Advanced Usage
This section delves into advanced features of flowerpower-io
, covering performance optimization, integration with external systems, and specific database integrations like DuckDB and DataFusion.
1. Performance Optimization
flowerpower-io
is designed for efficiency, but you can further optimize performance with these tips:
- Batch Processing: For large datasets, consider processing data in batches to manage memory usage and improve throughput.
flowerpower-io
loaders and savers often support internal batching mechanisms. - Lazy Loading with Polars: When working with Polars, leverage LazyFrames (
to_polars(lazy=True)
) to defer computation until necessary, which can significantly reduce memory footprint and improve performance for complex transformations. - Efficient File Formats: Utilize binary file formats like Parquet over text-based formats like CSV for better performance due to columnar storage and compression.
- Storage Options: Properly configure
storage_options
for remote storage (e.g., S3, GCS) to optimize network transfers and authentication.
2. Integration with External Systems
flowerpower-io
can be integrated into larger data pipelines and workflows.

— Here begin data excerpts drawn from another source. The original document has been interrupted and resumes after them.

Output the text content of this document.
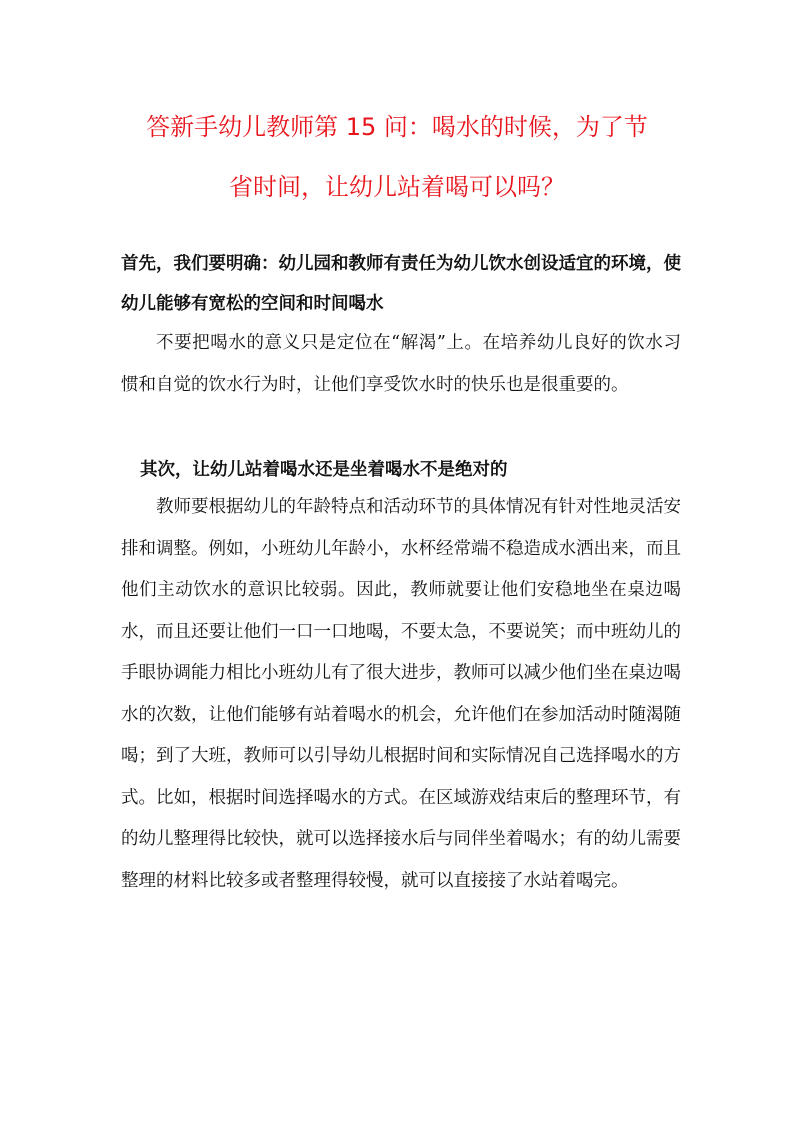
答新手幼儿教师第 15 问：喝水的时候，为了节
省时间，让幼儿站着喝可以吗？

首先，我们要明确：幼儿园和教师有责任为幼儿饮水创设适宜的环境，使幼儿能够有宽松的空间和时间喝水

不要把喝水的意义只是定位在“解渴”上。在培养幼儿良好的饮水习惯和自觉的饮水行为时，让他们享受饮水时的快乐也是很重要的。

其次，让幼儿站着喝水还是坐着喝水不是绝对的

教师要根据幼儿的年龄特点和活动环节的具体情况有针对性地灵活安排和调整。例如，小班幼儿年龄小，水杯经常端不稳造成水洒出来，而且他们主动饮水的意识比较弱。因此，教师就要让他们安稳地坐在桌边喝水，而且还要让他们一口一口地喝，不要太急，不要说笑；而中班幼儿的手眼协调能力相比小班幼儿有了很大进步，教师可以减少他们坐在桌边喝水的次数，让他们能够有站着喝水的机会，允许他们在参加活动时随渴随喝；到了大班，教师可以引导幼儿根据时间和实际情况自己选择喝水的方式。比如，根据时间选择喝水的方式。在区域游戏结束后的整理环节，有的幼儿整理得比较快，就可以选择接水后与同伴坐着喝水；有的幼儿需要整理的材料比较多或者整理得较慢，就可以直接接了水站着喝完。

Message Queues (e.g., MQTT)
The PayloadReader
can consume data from message queues, allowing flowerpower-io
to act as a data ingress point for real-time data streams.
from flowerpower_io.loader import PayloadReader
import paho.mqtt.client as mqtt
import time
# This is a simplified example. In a real scenario, you'd handle
# MQTT client setup, connection, and message consumption more robustly.
# class MockMQTTClient:
# def __init__(self):
# self.payload = None
# def subscribe(self, topic): pass
# def on_message(self, client, userdata, msg):
# self.payload = msg.payload.decode('utf-8')
# # Simulate an MQTT client and message
# mock_client = MockMQTTClient()
# # Simulate a message being received
# # In a real system, this would be triggered by an actual MQTT message
# # mock_client.on_message(None, None, type('obj', (object,), {'payload': b'{"sensor_id": "A1", "temperature": 25.5}'})())
# # payload_reader = PayloadReader(mqtt_client=mock_client)
# # # In a real application, you would continuously check for new payloads
# # # For this example, we'll just simulate one message
# # time.sleep(1) # Give some time for the "message" to arrive
# # if payload_reader.has_new_payload():
# # data = payload_reader.read_payload()
# # print("Received data from MQTT:", data)
Cloud Storage (S3, GCS, Azure Blob)
Utilize fsspec_utils
for seamless interaction with various cloud storage providers.
# Example of reading from S3 (requires appropriate AWS credentials configured)
# from flowerpower_io.loader import ParquetFileReader
# s3_reader = ParquetFileReader(
# path="s3://your-bucket/path/to/data.parquet",
# storage_options={"key": "YOUR_ACCESS_KEY", "secret": "YOUR_SECRET_KEY"}
# )
# df_s3 = s3_reader.to_pandas()
# print("Data read from S3:")
# print(df_s3.head())
3. SQL Integration
flowerpower-io
provides robust integration with SQL databases, including advanced features for querying and data manipulation.
DuckDB Integration
Leverage DuckDB for in-process analytical processing with SQL. flowerpower-io
can read directly into or write from DuckDB.
import duckdb
import pandas as pd
from flowerpower_io.loader import DuckDBReader
from flowerpower_io.saver import DuckDBWriter
import os
# Create a dummy DuckDB file for demonstration
db_path = "my_duckdb.db"
conn = duckdb.connect(database=db_path, read_only=False)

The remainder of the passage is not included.